L-r, Hedya Klein, Stefano Mula, Laurie Essig, Matthew Kimble, and Febe Armanios

MIDDLEBURY, Vt. – Five members of the Middlebury College faculty – Febe Armanios (history), Laurie Essig (sociology/anthropology and women’s and gender studies), Matthew Kimble (psychology), Hedya Klein (studio art) and Stefano Mula (Italian) – have been promoted to the rank of associate professor without limit of tenure.

The board of trustees, at its meeting in December, accepted the recommendations of President Ronald D. Liebowitz and the board’s educational affairs committee in promoting the five faculty members. Their promotions take effect July 1, 2011.

Febe Armanios received her bachelor’s, master’s and doctoral degrees from the Ohio State University. She teaches courses that span the seventh-century rise of Islam through the present-day Middle East. Her research interests include Coptic Christians in Ottoman Egypt, Muslim/non-Muslim relations, and women and gender in the Middle East.  Her book, “Coptic Christianity in Ottoman Egypt,” is forthcoming from Oxford University Press.  She has received fellowships from the Fulbright Foundation, the Andrew W. Mellon Foundation, the Freeman Foundation, and, most recently, from the Pentecostal and Charismatic Research Initiative.

Laurie Essig teaches courses on the sociology of gender, freakishness, and sociology of heterosexuality. She is the author of two books: “Queer in Russia: A Story of Sex, Self, and the Other” (Univ. of North Carolina Press, 1999), and “American Plastic: Boob Jobs, Credit Cards, and Our Quest for Perfection” (Beacon Press, 2010). Essig writes regular commentary for “Brainstorm,” a Chronicle of Higher Education blog. A graduate of Franklin and Marshall College, she holds master’s and doctoral degrees from Columbia University.

Matthew Kimble has a bachelor’s degree from Dartmouth College and a doctorate in clinical psychology from Boston University. Prior to joining the faculty, he worked for six years at the Veterans Administration Hospital in Boston, and his research is focused upon attentional processes in survivors of psychological trauma, particularly military veterans.
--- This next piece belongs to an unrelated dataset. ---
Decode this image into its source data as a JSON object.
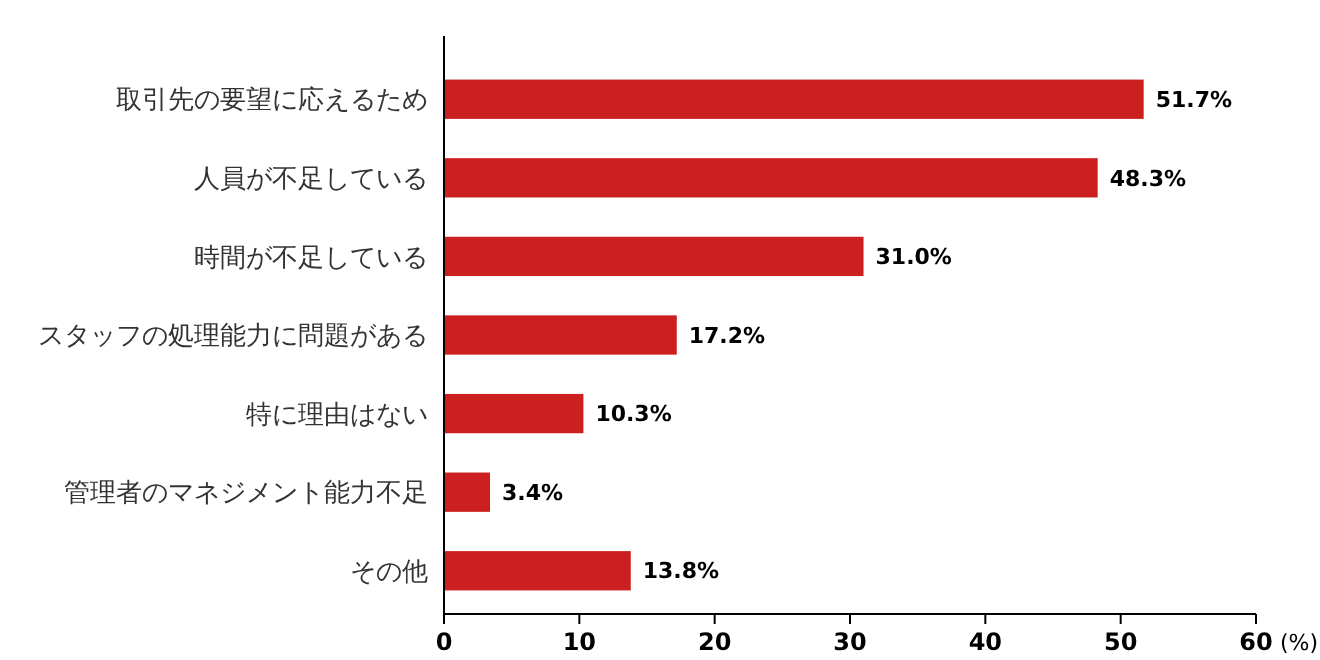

His research on post-traumatic stress disorder has received support from the Vermont Genetics Network and the National Institutes of Mental Health. His courses at Middlebury include psychological disorders, research methods in psychology, and psychological trauma.

Hedya Klein is a printmaker and visual artist who in 2010 exhibited her work at Forum Stadtpark in Graz, Austria; Parco d’Arte Contemporanea in Livorno, Italy; and Experimental Intermedia in New York City. She holds an undergraduate degree in fine arts from the Massachusetts College of Art and a master’s in fine arts from Columbia University, and teaches courses at Middlebury in advanced drawing and printmaking. Klein’s most recent one-person exhibit was at the Kentler International Drawing Space in Brooklyn and was titled “Still-a-Life.”

Stefano Mula teaches courses in Italian language and literature, including Dante’s “The Divine Comedy,” as well as in linguistics.  His research focuses on medieval narrative, particularly Cistercian exempla, hagiography, and Arthurian legend. He holds a doctoral degree in comparative literature from the University of Cagliari (Italy), and recently collaborated on a French translation of Jacques de Voragine’s “La Légende Dorée.”  Mula regularly teaches a course in world literature that examines the role of translation as a medium for understanding different cultures.